Looking back, I still find myself contrasting the impact of the taxi with the van with the subsequent velvet embrace of that first Martini: the latter succinctly mollified the former.

Our next drinks arrived. A Negroni for me, a Martini for her (twist expressed and discarded—or, as the late Sasha used to say, “Turn it ’n burn it!”). Our new friend on the next barstool ordered a Boulevardier.

“Which came first?” he asked after we toasted, “the Negroni or the Boulevardier?”

“The Negroni.”

“Why?”

“Well, because I ordered before you. So, he made mine first.”

“Seriously.”

“Seriously, there are loads of origin stories around the classics; some might even contain a shred or two of truth. But they’re for those moments when you’re not bellied up to the bar in a place where, no matter how often you visit, it is still a once-in-a-lifetime experience.”

A century ago, there was an era of gilded youth and unfettered celebration. In the States, the revellers were flappers and sheikhs (so-called after Valentino set the silver screen ablaze in the silent movie The Sheik). In Britain, the Bright Young Things filled the cocktail bars and jazz clubs. France saw the rise of the boulevardier.

Boulevardier? In Paris in 1927, boulevardiers were wealthy, decadent youths: socialites seeking pleasure, beauty, and art. It was also the name of a magazine dedicated to those living or aspiring to the boulevardier lifestyle. And it referred to a drink of whiskey, Campari, and sweet vermouth. It was the former who created both of the latter.

Erskine Gwynne landed in Paris as a semi-boulevardier — a golden-haired youth, a talented writer, a bon vivant born with a silver-plated spoon in his mouth. He was the grandnephew of the wife of mega-millionaire Cornelius Vanderbilt II. But his father, Edward Erskine Gwynne, had passed away aged 35, shortly after filing for bankruptcy when young Erskine was only six. So, Erskine relied on his wit and intelligence rather than an inheritance to fund la belle vie in Paris.

To be a boulevardier was—and is—to seek out and celebrate joie de vivre.

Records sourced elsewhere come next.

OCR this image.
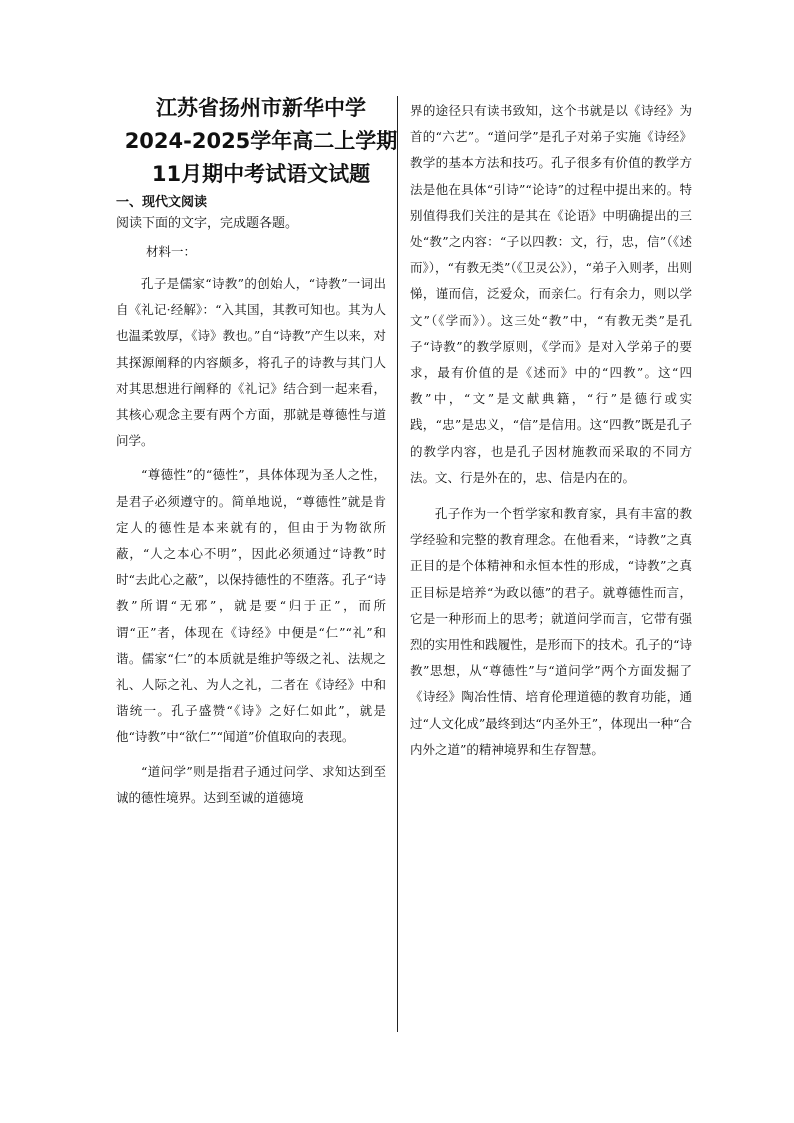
江苏省扬州市新华中学
2024-2025学年高二上学期
11月期中考试语文试题
一、现代文阅读
阅读下面的文字，完成题各题。
材料一：

孔子是儒家“诗教”的创始人，“诗教”一词出自《礼记·经解》：“入其国，其教可知也。其为人也温柔敦厚，《诗》教也。”自“诗教”产生以来，对其探源阐释的内容颇多，将孔子的诗教与其门人对其思想进行阐释的《礼记》结合到一起来看，其核心观念主要有两个方面，那就是尊德性与道问学。

“尊德性”的“德性”，具体体现为圣人之性，是君子必须遵守的。简单地说，“尊德性”就是肯定人的德性是本来就有的，但由于为物欲所蔽，“人之本心不明”，因此必须通过“诗教”时时“去此心之蔽”，以保持德性的不堕落。孔子“诗教”所谓“无邪”，就是要“归于正”，而所谓“正”者，体现在《诗经》中便是“仁”“礼”和谐。儒家“仁”的本质就是维护等级之礼、法规之礼、人际之礼、为人之礼，二者在《诗经》中和谐统一。孔子盛赞“《诗》之好仁如此”，就是他“诗教”中“欲仁”“闻道”价值取向的表现。

“道问学”则是指君子通过问学、求知达到至诚的德性境界。达到至诚的道德境

界的途径只有读书致知，这个书就是以《诗经》为首的“六艺”。“道问学”是孔子对弟子实施《诗经》教学的基本方法和技巧。孔子很多有价值的教学方法是他在具体“引诗”“论诗”的过程中提出来的。特别值得我们关注的是其在《论语》中明确提出的三处“教”之内容：“子以四教：文，行，忠，信”（《述而》），“有教无类”（《卫灵公》），“弟子入则孝，出则悌，谨而信，泛爱众，而亲仁。行有余力，则以学文”（《学而》）。这三处“教”中，“有教无类”是孔子“诗教”的教学原则，《学而》是对入学弟子的要求，最有价值的是《述而》中的“四教”。这“四教”中，“文”是文献典籍，“行”是德行或实践，“忠”是忠义，“信”是信用。这“四教”既是孔子的教学内容，也是孔子因材施教而采取的不同方法。文、行是外在的，忠、信是内在的。

孔子作为一个哲学家和教育家，具有丰富的教学经验和完整的教育理念。在他看来，“诗教”之真正目的是个体精神和永恒本性的形成，“诗教”之真正目标是培养“为政以德”的君子。就尊德性而言，它是一种形而上的思考；就道问学而言，它带有强烈的实用性和践履性，是形而下的技术。孔子的“诗教”思想，从“尊德性”与“道问学”两个方面发掘了《诗经》陶冶性情、培育伦理道德的教育功能，通过“人文化成”最终到达“内圣外王”，体现出一种“合内外之道”的精神境界和生存智慧。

Harry MacElhone’s 1927 book Barflies and Cocktails contained the first recipe for the Boulevardier, although Harry didn't pen those words. The drink appeared in an essay toward the back titled “Cocktails Round Town” by Arthur Moss. (A history of the International Bar Flies in the book was also penned by Moss.) He was Gwynne’s co-publisher at The Boulevardier. Moss would have spent many nights drinking with Erskine at Harry’s before writing, “Now is the time for all good barflies to come to the aid of the party, since Erskine Gwynne crashed in with his Boulevardier cocktail: 1/3 Campari, 1/3 Italian vermouth, 1/3 Bourbon whiskey.”

While we only presume The Boulevardier magazine came before the drink, there is no question this recipe precedes the first published Negroni formula by two years, and both appeared in Paris.

Why does the world assume that the Negroni was born in Italy in 1919? The story of Count Camillo Negroni and Fosco “Gloomy” Scarselli has been told and retold for decades despite a paucity of substantiation.

The 1929 book L’Heure du Cocktail contained the first drink recipe with modern Negroni proportions: “Dans un shaker, avec de la glace en morceaux, un tiers de Campari, un tiers de Gin, un tiers de Vermouth italien, bien mélanger et servir avec un zeste de citron.” However, this drink was called a Campari Mixte. The Negroni as we know it today was not recorded until 1947. That year, Orson Welles, on assignment in Rome, critiqued the Negroni in a US newspaper: “The bitters are excellent for your liver, the gin is bad for you. They balance each other.”

Here, we celebrate that beautifully illustrated magazine, The Boulevardier, a publication that attracted a flotilla of literary luminaries and top commercial artists, and now gathers another generation of brilliant creatives in tribute to its celebration of Paris, with Harry’s as its centre. Let it never be forgotten that a boulevardier is more than a glossy or a cocktail. To be a boulevardier was—and is—to seek out and celebrate joie de vivre.

Please raise your next glass accordingly.